The Police and Crime Commissioner (PCC) for Thames Valley walked councillors through the crime and policing issues in the Borough in a meeting on Thursday.

Talking at the communities overview and scrutiny panel, PCC Matthew Barber said that although the force has more officers than ever before, there needs to be more recruitment to match the population increase.

A current major concern of Thames Valley Police (TVP) is county lines drug dealing and the impact on children.

“A real concern is around the level of exploitation and the harm caused particularly to young children, both boys and girls,” said Mr Barber.

“Relatively low-level crimes can actually be linked to a wider network. One example is bicycle thefts. That might be young children stealing bikes for £20-30 worth of drugs.

“The gang then sells these on the internet and making vast profits.”

Another concern is the growth in cybercrime in the area.

“It’s probably not something a huge number of your constituents have as a top priority, but actually, it’s such a growing threat, we need to be able to recognise it and equip the force to be able to deal with it,” said Mr Barber.

Cllr Andrew Johnson, leader of the council, stressed the importance of a ‘zero tolerance’ approach on so-called minor crimes, which can include environmental crimes or anti-social behaviour.

Mr Barber agreed it was important to take notice of these, as these are some of the major concerns in the borough.

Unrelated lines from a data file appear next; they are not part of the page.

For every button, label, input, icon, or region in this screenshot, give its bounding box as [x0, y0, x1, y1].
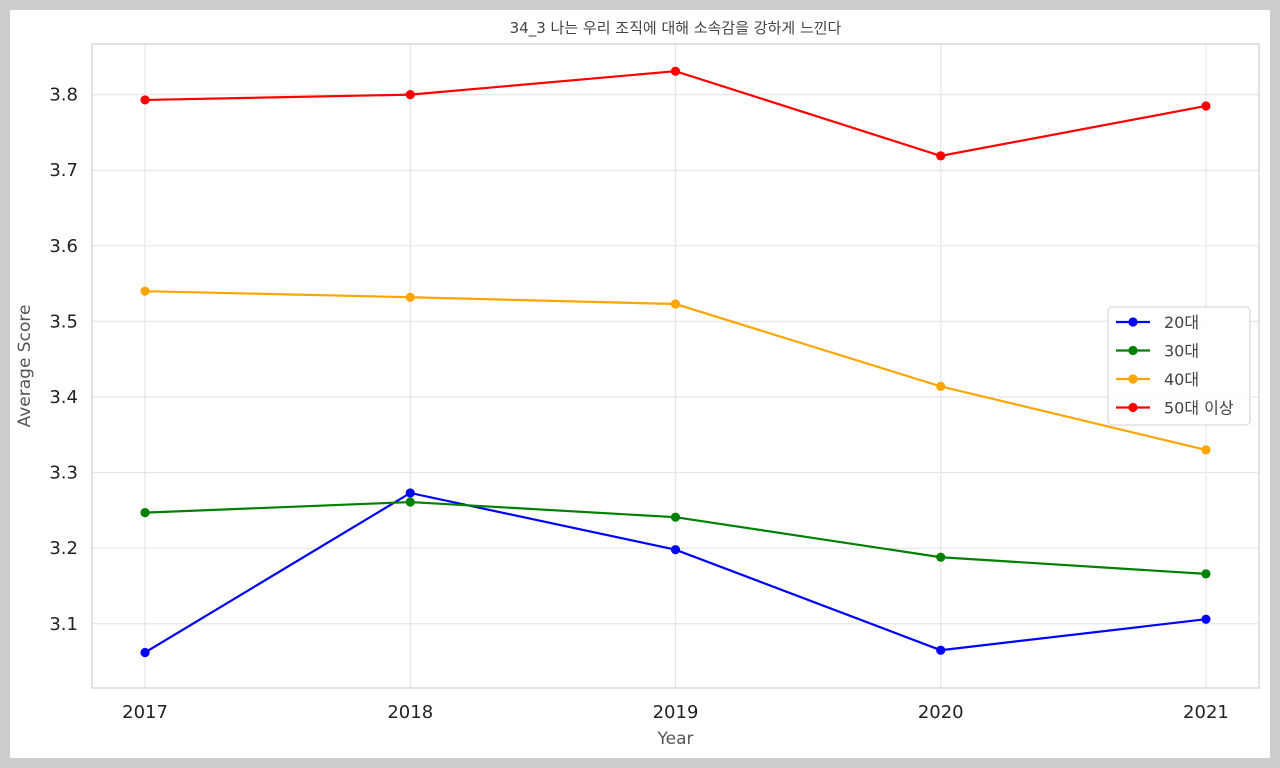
y-tick-label: 3.3 — [49, 463, 78, 484]
legend-swatch-marker — [1128, 402, 1138, 413]
x-tick-label: 2021 — [1183, 702, 1229, 723]
y-tick-label: 3.6 — [49, 236, 78, 257]
y-tick-label: 3.8 — [49, 85, 78, 106]
legend-item: 30대 — [1116, 342, 1199, 361]
plot-area — [91, 43, 1260, 689]
data-point — [936, 552, 946, 562]
x-tick-label: 2018 — [387, 702, 433, 723]
data-point — [1201, 569, 1211, 579]
data-point — [405, 90, 415, 100]
line-chart: 34_3 나는 우리 조직에 대해 소속감을 강하게 느낀다 3.1 3.2 3.3… — [15, 19, 1260, 749]
y-tick-label: 3.2 — [49, 538, 78, 559]
grid-lines — [92, 44, 1259, 688]
legend-swatch-marker — [1128, 345, 1138, 356]
data-point — [140, 95, 150, 105]
chart-title: 34_3 나는 우리 조직에 대해 소속감을 강하게 느낀다 — [510, 19, 842, 38]
data-point — [936, 151, 946, 161]
series-3 — [140, 286, 1211, 455]
data-point — [405, 488, 415, 498]
axis-ticks: 3.1 3.2 3.3 3.4 3.5 3.6 3.7 3.8 2017 2018 2019 2020… — [49, 85, 1229, 723]
data-point — [140, 508, 150, 518]
data-point — [405, 292, 415, 302]
data-point — [1201, 101, 1211, 111]
legend-swatch-marker — [1128, 374, 1138, 384]
x-tick-label: 2019 — [653, 702, 699, 723]
series-2 — [140, 497, 1211, 579]
data-point — [670, 512, 681, 522]
legend-label: 20대 — [1164, 313, 1199, 332]
legend-label: 50대 이상 — [1164, 399, 1234, 418]
x-tick-label: 2017 — [122, 702, 168, 723]
chart-frame: 34_3 나는 우리 조직에 대해 소속감을 강하게 느낀다 3.1 3.2 3.3… — [10, 10, 1270, 758]
series-1 — [140, 488, 1211, 658]
data-point — [936, 645, 946, 655]
data-point — [670, 299, 681, 309]
legend: 20대 30대 40대 50대 이상 — [1107, 306, 1251, 426]
legend-item: 40대 — [1116, 370, 1199, 389]
y-tick-label: 3.1 — [49, 614, 78, 635]
data-point — [936, 381, 946, 392]
series-4 — [140, 66, 1211, 161]
data-point — [1201, 445, 1211, 455]
data-point — [140, 647, 150, 658]
x-axis-title: Year — [657, 729, 694, 749]
data-point — [670, 66, 681, 76]
legend-item: 20대 — [1116, 313, 1199, 332]
data-point — [1201, 614, 1211, 624]
data-point — [140, 286, 150, 296]
x-tick-label: 2020 — [918, 702, 964, 723]
legend-item: 50대 이상 — [1116, 399, 1234, 418]
y-tick-label: 3.7 — [49, 160, 78, 181]
data-point — [405, 497, 415, 507]
y-tick-label: 3.5 — [49, 311, 78, 332]
legend-box — [1107, 306, 1251, 426]
series-lines — [140, 66, 1211, 658]
y-axis-title: Average Score — [15, 305, 35, 428]
legend-swatch-marker — [1128, 317, 1138, 327]
data-point — [670, 545, 681, 555]
legend-label: 30대 — [1164, 342, 1199, 361]
y-tick-label: 3.4 — [49, 387, 78, 408]
legend-label: 40대 — [1164, 370, 1199, 389]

“We can’t be blind or complacent about the concerns that residents have. The importance of persevering confidence in the force can’t be overstated,” he said.

One such issue is fly-tipping. A pilot has been launched in Oxford to tackle fly-tipping that the Mr Barber hopes will be effective and can be rolled out in other local authorities, such as the Royal Borough.

The pilot involves financing the council to launch its own investigation into fly-tipping.

This is something local authorities deal with, rather than police, but additional funding from elsewhere will help finance prosecutions.

This initial investment will then be supplemented by fines successfully collected from the culprit – going back into the pot to fund future investigations.

Mr Barber also talked about community speedwatches, whereby volunteer groups track the speed of cars using a speed gun.

The volunteers report drivers exceeding the speed limit to the police with the aim of educating drivers to slow down.

Mr Barber said that, by the end of the year, the aim is to have all the community speedwatch groups back up and running. The police have a budget for equipment to facilitate this.

Cllr Jon Davey (WWRA, Clewer & Dedworth West) wanted to know if the police would effectively be taking control of the speedwatches moving forward.

Mr Barber said that oversight of speedwatches by police has been ‘patchy’ and ad hoc, with different levels of support or training in different areas.

He said the aim was to integrate it better and that, moving forward, Thames Valley Police would be taking more responsibility for speedwatches.